Since the beginning of the week, the International Conference of the Alzheimer Association has been held in Boston, United States. The opportunity to take stock of the research carried out on this disease which continues to progress and affects 225,000 more each year.
We learned that by pushing back the retirement age from 60 to 65, the risk of suffering from Alzheimer’s disease decreased by 15%. But during the debates, international specialists in the disease wanted to alert public opinion to the unreliability of online screening tests.
To detect the first signs of this neurodegenerative disease earlier, many people do not hesitate to answer medical quizzes on the internet. The specialists gathered in Boston have therefore listed the 16 main self-diagnostic tests and tested them, more specifically assessing their scientific validity and the reliability of the evaluations. The result of their research fell like a cleaver: the vast majority of these tests were classified as bad or very bad by Alzheimer’s specialists.
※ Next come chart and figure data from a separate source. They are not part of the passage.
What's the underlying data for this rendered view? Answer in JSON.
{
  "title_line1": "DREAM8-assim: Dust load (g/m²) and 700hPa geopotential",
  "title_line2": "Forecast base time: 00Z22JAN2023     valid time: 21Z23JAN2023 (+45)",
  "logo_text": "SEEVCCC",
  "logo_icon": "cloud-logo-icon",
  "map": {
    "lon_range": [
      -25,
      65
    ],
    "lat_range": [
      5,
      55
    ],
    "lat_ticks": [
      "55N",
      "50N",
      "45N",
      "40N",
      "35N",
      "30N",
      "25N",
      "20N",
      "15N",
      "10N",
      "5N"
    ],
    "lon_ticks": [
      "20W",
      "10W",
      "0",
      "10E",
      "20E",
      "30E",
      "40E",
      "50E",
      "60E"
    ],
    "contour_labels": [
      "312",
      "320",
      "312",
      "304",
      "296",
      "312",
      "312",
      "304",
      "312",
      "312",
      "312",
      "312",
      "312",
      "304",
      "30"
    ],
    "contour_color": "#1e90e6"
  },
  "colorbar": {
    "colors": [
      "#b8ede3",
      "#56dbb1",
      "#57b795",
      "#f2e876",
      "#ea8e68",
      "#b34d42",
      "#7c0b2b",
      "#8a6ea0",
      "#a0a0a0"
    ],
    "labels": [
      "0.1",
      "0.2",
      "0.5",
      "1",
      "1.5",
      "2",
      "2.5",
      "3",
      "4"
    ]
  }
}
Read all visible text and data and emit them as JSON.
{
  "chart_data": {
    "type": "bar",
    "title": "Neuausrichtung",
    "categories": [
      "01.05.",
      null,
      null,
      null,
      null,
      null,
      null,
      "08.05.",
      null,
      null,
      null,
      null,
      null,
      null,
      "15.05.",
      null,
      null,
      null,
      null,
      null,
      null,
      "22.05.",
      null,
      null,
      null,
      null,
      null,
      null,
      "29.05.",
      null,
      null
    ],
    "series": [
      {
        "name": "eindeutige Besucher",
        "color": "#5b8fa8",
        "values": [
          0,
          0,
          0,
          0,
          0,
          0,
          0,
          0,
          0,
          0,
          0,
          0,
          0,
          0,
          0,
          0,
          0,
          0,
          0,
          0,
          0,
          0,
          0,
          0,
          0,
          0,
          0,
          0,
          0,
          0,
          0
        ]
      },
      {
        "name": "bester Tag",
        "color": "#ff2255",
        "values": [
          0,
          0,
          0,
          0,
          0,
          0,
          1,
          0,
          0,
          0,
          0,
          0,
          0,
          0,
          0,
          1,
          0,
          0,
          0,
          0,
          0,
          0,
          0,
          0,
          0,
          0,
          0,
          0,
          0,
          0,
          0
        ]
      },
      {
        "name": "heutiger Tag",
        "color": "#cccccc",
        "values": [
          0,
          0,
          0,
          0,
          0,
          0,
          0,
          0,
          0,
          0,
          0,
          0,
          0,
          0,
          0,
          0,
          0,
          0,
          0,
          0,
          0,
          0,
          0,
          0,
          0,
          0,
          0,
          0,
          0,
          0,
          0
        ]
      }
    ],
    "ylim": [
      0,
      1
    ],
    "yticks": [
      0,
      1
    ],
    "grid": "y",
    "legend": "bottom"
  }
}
“To be completely honest, what we found on the Internet was scary and potentially dangerous,” explained Julie Robillard, researcher at the University of British Columbia in Vancouver (Canada). » Open-access diagnostic tests that lack scientific validity and fail to comply with guidelines for taking ethical considerations into account are likely to harm a vulnerable population and have a negative impact on their health,” concluded Julie Robillard.